O Aeroporto Internacional do Kuwait foi vítima de um ataque surdo e deliberado de drones pelo Irã na madrugada de quarta-feira, 3, gerando caos, ferimentos e uma paralisação imediata das operações. O ataque, caracterizado pelo lançamento de múltiplos drones hostis contra o terminal de passageiros, expõe a instabilidade persistente na região e a ameaça representada por regimes revisionistas.
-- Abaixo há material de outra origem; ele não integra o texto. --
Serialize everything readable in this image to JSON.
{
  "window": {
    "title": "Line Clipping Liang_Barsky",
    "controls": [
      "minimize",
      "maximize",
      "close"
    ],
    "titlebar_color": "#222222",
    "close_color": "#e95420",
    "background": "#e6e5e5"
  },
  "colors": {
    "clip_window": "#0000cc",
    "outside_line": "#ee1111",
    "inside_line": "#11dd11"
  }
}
Segundo a Revista Oeste, o brigadeiro-general Saud Abdulaziz Al-Otaibi, porta-voz do Ministério da Defesa do Kuwait, descreveu os drones como “diversos e hostis”, indicando uma ação planejada e não um incidente fortuito. O Exército do Kuwait, em sua comunicação, confirmou a ativação de suas defesas aéreas, demonstrando prontidão para responder a ataques, mas também evidenciando a vulnerabilidade da nação a agressões externas. Alertas à população foram emitidos, ordenando a busca por abrigo e a adesão às orientações das autoridades locais.
O ataque iraniano não se restringe ao Kuwait. Em Bahrein, sirenes de alerta aéreo foram reativadas pela primeira vez desde o acordo de cessar-fogo entre EUA e Irã, intensificando ainda mais a tensão na região. De acordo com o Comando Central das Forças Armadas dos EUA (CentCom), a origem dos ataques foi identificada no Irã, mas foram neutralizados pelas defesas americanas, que retaliaram com ataques de autodefesa na ilha de Qeshm. Essa escalada demonstra a disposição do Irã em desafiar a presença militar americana e a instabilidade que permeia o Oriente Médio.
A Revista Oeste também apurou que, ao longo de março e junho, 20 instalações militares norte-americanas no Oriente Médio foram alvo de ataques iranianos, evidenciando um padrão de agressão sistemática. O incidente no Kuwait e Bahrein, portanto, se inserem em uma linha de conduta provocativa do Irã, que busca desestabilizar a região e minar a influência dos Estados Unidos. A fragilidade de países como Kuwait e Bahrein, que abrigam bases militares estratégicas, ressalta a necessidade urgente de uma postura firme e assertiva por parte das democracias ocidentais.